Судилище в Битый час напоминало театральное представление, местами трагедию, а местами комедию.

Наделенный немалым актерским дарованием городской обвинитель дождался, пока на скамью подсудимых усадят первого обвиняемого – тощего, опасливо озирающегося юнца, набрал воздуха в легкие и провозгласил: «Горожанин по прозванию Карп Отмороженный обвиняется в наезде на золотых дел мастера Исаака Голда, в результате которого пострадавший получил переломы трех ребер и уронил лицо в грязь.»

Пострадавший, имевший вид скорбный и болезненный, присутствовал здесь же в первом ряду, удовлетворенно сложив руки на животе.

«Что имеете сказать по существу обвинения?» – обратился обвинитель к юнцу.

Обвиняемый, еще недавно задиристый, точно петух, оказавшись на скамье подсудимых неожиданно сник и красноречие потерял напрочь.

Выждав минуту-другую и не получив ответа, обвинитель удовлетворенно кивнул и громогласно обратился в толпу: «Пострадавший Исаак Голд, прошу подняться на помост и прояснить суть дела.»

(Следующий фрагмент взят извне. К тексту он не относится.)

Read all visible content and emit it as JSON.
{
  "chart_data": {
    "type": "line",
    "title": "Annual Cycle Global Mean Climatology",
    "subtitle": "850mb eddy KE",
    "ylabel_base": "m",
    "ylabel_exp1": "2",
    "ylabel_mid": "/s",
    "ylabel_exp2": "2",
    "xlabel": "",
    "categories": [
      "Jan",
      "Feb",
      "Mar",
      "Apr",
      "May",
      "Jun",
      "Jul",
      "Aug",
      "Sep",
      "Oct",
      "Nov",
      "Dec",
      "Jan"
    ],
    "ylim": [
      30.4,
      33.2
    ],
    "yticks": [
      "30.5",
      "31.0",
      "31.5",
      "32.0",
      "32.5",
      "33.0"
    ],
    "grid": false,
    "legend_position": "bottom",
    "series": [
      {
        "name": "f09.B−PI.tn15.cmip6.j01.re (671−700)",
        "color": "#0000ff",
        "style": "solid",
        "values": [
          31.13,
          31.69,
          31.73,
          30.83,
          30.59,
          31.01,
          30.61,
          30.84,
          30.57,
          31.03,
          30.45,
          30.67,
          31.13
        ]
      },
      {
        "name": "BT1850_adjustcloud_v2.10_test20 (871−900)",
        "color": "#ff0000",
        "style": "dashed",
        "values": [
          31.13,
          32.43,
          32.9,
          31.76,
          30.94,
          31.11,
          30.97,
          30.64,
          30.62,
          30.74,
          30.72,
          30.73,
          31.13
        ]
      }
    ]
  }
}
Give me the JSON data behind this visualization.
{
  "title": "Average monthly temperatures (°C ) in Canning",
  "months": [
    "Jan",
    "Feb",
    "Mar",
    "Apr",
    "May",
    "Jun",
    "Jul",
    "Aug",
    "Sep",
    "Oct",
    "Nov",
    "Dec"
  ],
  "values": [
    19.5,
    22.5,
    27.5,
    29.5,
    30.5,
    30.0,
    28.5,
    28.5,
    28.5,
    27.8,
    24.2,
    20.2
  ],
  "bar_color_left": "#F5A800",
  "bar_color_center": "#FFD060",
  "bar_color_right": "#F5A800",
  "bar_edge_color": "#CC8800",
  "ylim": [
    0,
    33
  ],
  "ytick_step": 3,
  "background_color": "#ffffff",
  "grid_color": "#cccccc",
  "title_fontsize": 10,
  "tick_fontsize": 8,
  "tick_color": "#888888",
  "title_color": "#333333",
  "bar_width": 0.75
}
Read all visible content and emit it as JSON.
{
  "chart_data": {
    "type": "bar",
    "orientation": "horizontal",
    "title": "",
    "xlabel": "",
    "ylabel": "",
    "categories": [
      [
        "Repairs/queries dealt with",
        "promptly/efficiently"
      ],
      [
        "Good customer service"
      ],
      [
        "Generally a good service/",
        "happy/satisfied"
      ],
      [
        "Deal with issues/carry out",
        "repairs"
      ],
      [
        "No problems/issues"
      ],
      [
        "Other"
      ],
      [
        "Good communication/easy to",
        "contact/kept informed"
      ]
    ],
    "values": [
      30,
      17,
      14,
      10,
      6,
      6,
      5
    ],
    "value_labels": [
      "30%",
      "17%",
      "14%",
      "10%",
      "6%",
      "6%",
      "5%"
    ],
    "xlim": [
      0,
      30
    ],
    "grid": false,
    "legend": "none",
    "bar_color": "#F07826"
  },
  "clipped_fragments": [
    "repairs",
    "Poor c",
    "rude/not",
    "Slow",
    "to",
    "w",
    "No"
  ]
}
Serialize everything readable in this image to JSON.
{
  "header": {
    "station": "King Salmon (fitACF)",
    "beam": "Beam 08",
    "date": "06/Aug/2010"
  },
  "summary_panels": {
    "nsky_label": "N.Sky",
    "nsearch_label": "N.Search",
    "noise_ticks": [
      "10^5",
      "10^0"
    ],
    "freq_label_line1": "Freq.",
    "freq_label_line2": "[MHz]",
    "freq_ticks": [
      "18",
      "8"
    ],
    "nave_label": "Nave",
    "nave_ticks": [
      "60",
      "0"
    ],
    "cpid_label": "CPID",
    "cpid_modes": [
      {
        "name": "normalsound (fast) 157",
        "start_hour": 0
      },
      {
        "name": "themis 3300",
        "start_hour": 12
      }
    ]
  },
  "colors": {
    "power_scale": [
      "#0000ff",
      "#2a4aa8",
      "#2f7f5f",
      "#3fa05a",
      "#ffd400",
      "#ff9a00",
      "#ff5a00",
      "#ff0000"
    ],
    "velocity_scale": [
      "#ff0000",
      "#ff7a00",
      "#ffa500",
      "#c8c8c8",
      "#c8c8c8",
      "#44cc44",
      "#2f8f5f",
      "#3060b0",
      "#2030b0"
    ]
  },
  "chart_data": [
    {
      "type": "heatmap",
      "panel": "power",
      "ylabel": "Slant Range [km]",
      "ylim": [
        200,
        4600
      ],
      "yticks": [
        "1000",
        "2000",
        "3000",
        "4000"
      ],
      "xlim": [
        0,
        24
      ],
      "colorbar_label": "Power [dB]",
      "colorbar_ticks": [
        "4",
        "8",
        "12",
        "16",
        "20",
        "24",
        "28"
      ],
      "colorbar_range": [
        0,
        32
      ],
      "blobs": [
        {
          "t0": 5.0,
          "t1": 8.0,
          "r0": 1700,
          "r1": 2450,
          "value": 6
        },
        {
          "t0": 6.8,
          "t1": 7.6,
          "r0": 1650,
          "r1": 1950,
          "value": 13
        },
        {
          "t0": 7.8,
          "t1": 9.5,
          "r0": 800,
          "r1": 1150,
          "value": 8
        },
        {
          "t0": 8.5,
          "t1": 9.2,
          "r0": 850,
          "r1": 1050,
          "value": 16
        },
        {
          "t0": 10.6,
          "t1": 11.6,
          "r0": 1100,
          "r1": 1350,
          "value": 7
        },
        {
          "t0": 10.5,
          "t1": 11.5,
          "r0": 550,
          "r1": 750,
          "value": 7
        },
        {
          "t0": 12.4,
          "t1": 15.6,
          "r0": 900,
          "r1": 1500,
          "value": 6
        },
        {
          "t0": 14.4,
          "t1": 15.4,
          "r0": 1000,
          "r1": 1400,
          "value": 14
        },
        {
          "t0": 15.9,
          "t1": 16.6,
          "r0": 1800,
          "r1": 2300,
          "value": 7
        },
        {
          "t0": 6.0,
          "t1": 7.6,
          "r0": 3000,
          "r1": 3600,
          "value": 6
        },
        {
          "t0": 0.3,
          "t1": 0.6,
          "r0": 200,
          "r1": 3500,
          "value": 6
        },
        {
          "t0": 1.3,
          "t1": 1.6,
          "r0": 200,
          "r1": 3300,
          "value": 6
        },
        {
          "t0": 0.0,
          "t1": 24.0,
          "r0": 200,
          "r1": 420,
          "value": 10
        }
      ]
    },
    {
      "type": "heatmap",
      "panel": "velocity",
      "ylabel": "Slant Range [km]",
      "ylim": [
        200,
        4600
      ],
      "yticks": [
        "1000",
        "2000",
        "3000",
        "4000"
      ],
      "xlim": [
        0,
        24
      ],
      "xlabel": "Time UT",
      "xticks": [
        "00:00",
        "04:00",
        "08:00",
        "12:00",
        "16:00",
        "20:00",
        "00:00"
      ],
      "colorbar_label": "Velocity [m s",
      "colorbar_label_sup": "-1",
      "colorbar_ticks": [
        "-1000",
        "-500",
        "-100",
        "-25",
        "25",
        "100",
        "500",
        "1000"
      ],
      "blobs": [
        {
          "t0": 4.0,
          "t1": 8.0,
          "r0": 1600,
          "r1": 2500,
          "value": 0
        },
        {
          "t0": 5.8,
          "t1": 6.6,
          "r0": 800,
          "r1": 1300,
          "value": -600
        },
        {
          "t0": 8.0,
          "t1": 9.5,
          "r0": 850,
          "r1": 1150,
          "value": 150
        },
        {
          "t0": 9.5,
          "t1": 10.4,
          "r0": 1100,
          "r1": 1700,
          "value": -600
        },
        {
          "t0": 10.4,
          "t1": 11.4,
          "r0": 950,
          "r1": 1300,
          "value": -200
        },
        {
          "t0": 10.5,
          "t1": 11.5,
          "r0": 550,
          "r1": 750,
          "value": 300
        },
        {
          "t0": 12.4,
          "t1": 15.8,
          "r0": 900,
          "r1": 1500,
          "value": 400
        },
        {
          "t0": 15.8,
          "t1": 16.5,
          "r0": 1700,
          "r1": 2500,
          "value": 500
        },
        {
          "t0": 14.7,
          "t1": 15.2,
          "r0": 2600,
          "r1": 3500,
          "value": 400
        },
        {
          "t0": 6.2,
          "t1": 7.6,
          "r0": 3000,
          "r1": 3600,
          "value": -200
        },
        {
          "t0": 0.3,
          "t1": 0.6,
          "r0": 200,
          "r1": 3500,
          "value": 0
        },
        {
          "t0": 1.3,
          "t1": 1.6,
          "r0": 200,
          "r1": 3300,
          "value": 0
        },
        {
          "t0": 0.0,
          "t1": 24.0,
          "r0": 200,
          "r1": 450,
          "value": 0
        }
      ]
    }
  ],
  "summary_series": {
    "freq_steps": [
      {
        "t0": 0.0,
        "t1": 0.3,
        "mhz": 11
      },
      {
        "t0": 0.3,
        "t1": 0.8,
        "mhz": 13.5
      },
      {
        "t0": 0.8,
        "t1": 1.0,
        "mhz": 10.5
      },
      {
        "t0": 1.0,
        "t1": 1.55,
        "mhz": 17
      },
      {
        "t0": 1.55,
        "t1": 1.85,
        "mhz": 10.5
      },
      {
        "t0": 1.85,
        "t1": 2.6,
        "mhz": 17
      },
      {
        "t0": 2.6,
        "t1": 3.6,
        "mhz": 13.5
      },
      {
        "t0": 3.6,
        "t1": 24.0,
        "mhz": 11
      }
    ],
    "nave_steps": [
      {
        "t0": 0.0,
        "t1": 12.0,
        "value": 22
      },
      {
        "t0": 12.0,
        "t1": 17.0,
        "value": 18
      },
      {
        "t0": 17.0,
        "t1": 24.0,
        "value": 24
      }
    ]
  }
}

Золотых дел мастер засуетился, с помощью многочисленных родственников поднялся по ступеням и стал обличать задиру: «Иду я, значит, из бани. Никого не трогаю. Как вдруг на перекрестке на меня налетает коляска. Новая, лаковая, с блестящими спицами. Толкнула в бок, опрокинула, по грязи проволокла. Новый кусок земляничного мыла я от испуга выронил, а лошадь его растоптала. А этот субъект в рубахе нараспашку и не притормозил даже, знай только, лошадь плеткой охаживал … .»

Льву 16 речь не так уж и сильно пострадавшего золотых дел мастера наскучила, и он хлопнул в ладоши. День, конечно, длинный, но не резиновый. Нечего тратить время на разглагольствования самодовольного ремесленника. Все и так ясно. Глупые юнцы при средствах, творящие глупости всегда были, есть и будут. И наказывать кого-нибудь из них для острастки прочих периодически непременно надобно. Сколько их уже перебывало на скамье подсудимых и не сосчитать.

Обвинитель чутко уловил смену настроения правителя.

«Карп Отмороженный, волею правителя Льва 16 за наезд на прохожего приговаривается к вставлению палок в колеса его коляски. Самому ему отныне дозволяется передвигаться по столице только пешком.»

Народ вокруг помоста довольно захохотал. Покрасневшего от стыда Карпа вытолкали со скамьи подсудимых взашей и усадили нового обвиняемого.

«А ущерб?» – неожиданно обиженно возопил Исаак Голд.

Толпа снова взорвалась хохотом.

Городской обвинитель не растерялся: «В возмещение убытков обвиняемый Карп Отмороженный должен предоставить в полную и безвозмездную собственность пострадавшего золотую цепь со своей шеи длиной до пупа.»

Ровно в этот момент Иван и обнаружил искомого поваренка, стоящего ногами на тиснутой с кухни табуретке (для пущего обзора) и ржущего во все горло над перипетиями судьбы обеспеченного хлыща.

Следующий сиделец на скамье подсудимых в отличии от предыдущего нисколько не тушевался и вину свою признавать отказывался. Хотя вина была весомой – пудовой чугунной чушкой. На помост ее выволокли два дюжих стражника, за которыми гордо задрав нос следовала девица с капризно выпяченной нижней губой. Лев оживился. В сложившейся мизансцене чувствовалась драма сердечная. А это всегда интереснее, чем банальный преступный злой умысел.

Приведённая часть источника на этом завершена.